Como en algunas ocasiones me manifestaron en
años pasados intelectuales vinculados al sandinismo en el poder, el gran peligro que ellos veían en el
proyecto sandinista contemporáneo era, precisamente, su popularidad y el
consenso logrado, porque esto llevó a que se eliminaran o desaparecieran los
contrapesos necesarios en toda sociedad democrática como a la que aspira
Nicaragua. Tal situación molestó a quienes veían en el afianzamiento sin
controles del sandinismo un anuncio de una nueva dictadura. Tal es la posición
de críticos suyos, como el periodista Fernando Chamorro, quien llama
abiertamente al gobierno de Ortega como neosomocismo.
Las negociaciones lograron en Nicaragua un
equilibrio en el que todos ganaban algo, y fue viable en la medida en que tuvo
el respaldo latinoamericanista y
solidario de Venezuela a través de Petrocaribe. Pero ante la disminución de ese
respaldo por los problemas internos de Venezuela, aparecieron las grietas.
Es la forma como se expresa en el caso nicaragüense lo que en otros países con
gobiernos nacional-populares sucedió con la baja en el precio de las llamadas comodities.
Las condiciones estaban dadas, entonces, para
que una chispa incendiara la pradera, y esa chispa no fue el inicial movimiento de estudiantes que
protestaban por un incendio declarado en la reserva natural Indio-Maíz, sino la
represión a la que se le sometió, una represión desproporcionada, propia de un
estado de sicosis producido por los acontecimientos que se han sucedido en
otras partes de América Latina, especialmente en Venezuela.
La respuesta que dio el gobierno nicaragüense a
las protestas de los estudiantes partió del error de considerarlas una
expresión más de los manipulados movimientos “guarimberos”, y su respuesta
provocó un enardecimiento no visto desde hace muchísimos años.
En un santiamén cristalizaron los descontentos
de ciertos sectores de la sociedad civil; de los empresarios que avizoran la decadencia de sus negocios con Venezuela
y la de los sandinistas desplazados de la toma de decisiones, a los que se
sumaron una nueva indignación por la represión.

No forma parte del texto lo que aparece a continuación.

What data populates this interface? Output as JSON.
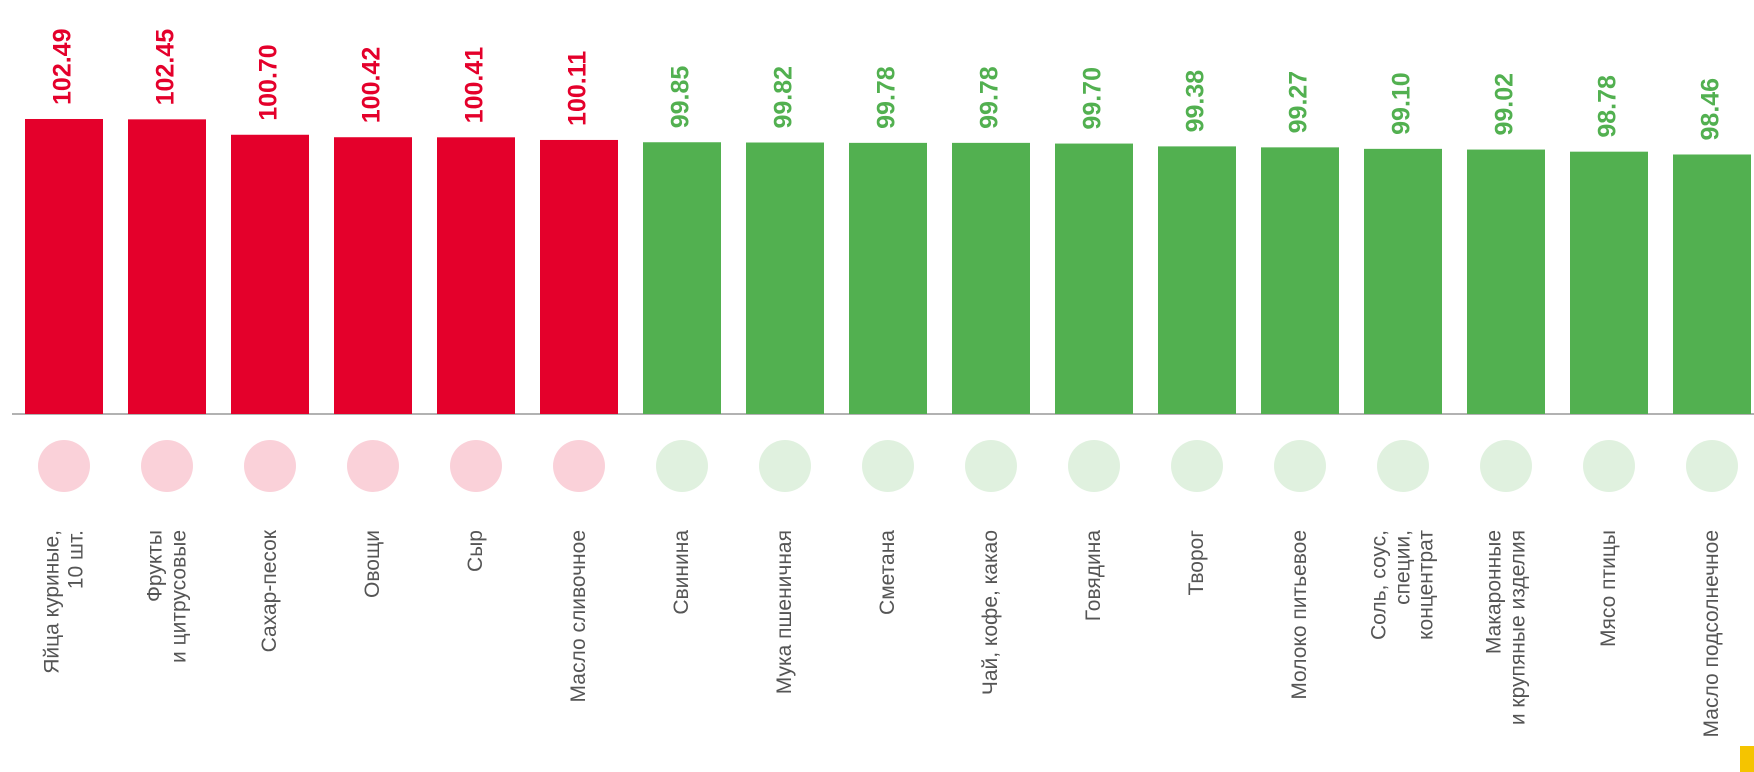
{
  "chart_data": {
    "type": "bar",
    "categories": [
      "Яйца куриные,\n10 шт.",
      "Фрукты\nи цитрусовые",
      "Сахар-песок",
      "Овощи",
      "Сыр",
      "Масло сливочное",
      "Свинина",
      "Мука пшеничная",
      "Сметана",
      "Чай, кофе, какао",
      "Говядина",
      "Творог",
      "Молоко питьевое",
      "Соль, соус,\nспеции,\nконцентрат",
      "Макаронные\nи крупяные изделия",
      "Мясо птицы",
      "Масло подсолнечное"
    ],
    "values": [
      102.49,
      102.45,
      100.7,
      100.42,
      100.41,
      100.11,
      99.85,
      99.82,
      99.78,
      99.78,
      99.7,
      99.38,
      99.27,
      99.1,
      99.02,
      98.78,
      98.46
    ],
    "value_labels": [
      "102.49",
      "102.45",
      "100.70",
      "100.42",
      "100.41",
      "100.11",
      "99.85",
      "99.82",
      "99.78",
      "99.78",
      "99.70",
      "99.38",
      "99.27",
      "99.10",
      "99.02",
      "98.78",
      "98.46"
    ],
    "colors": [
      "#e4002b",
      "#e4002b",
      "#e4002b",
      "#e4002b",
      "#e4002b",
      "#e4002b",
      "#52b050",
      "#52b050",
      "#52b050",
      "#52b050",
      "#52b050",
      "#52b050",
      "#52b050",
      "#52b050",
      "#52b050",
      "#52b050",
      "#52b050"
    ],
    "ylim": [
      69,
      103
    ]
  }
}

El equilibrio logrado con la política de
negociaciones que se iniciaron con las de Sapoá con la contra a finales de la
década de los ochenta ha llegado a su fin, y se imponen unas nuevas porque el
gobierno de Ortega está hoy contra la
pared, como lo estuvieron tantas veces los sandinistas en su historia. No solo
él sino toda la sociedad nicaragüense no tiene otras salida y todos deben ceder
porque a todos se les puede ir la situación de las manos y todos saldrán
perdiendo. Excepto, tal vez, los que siempre están atentos y saben sacar
frutos astutos de estas circunstancias.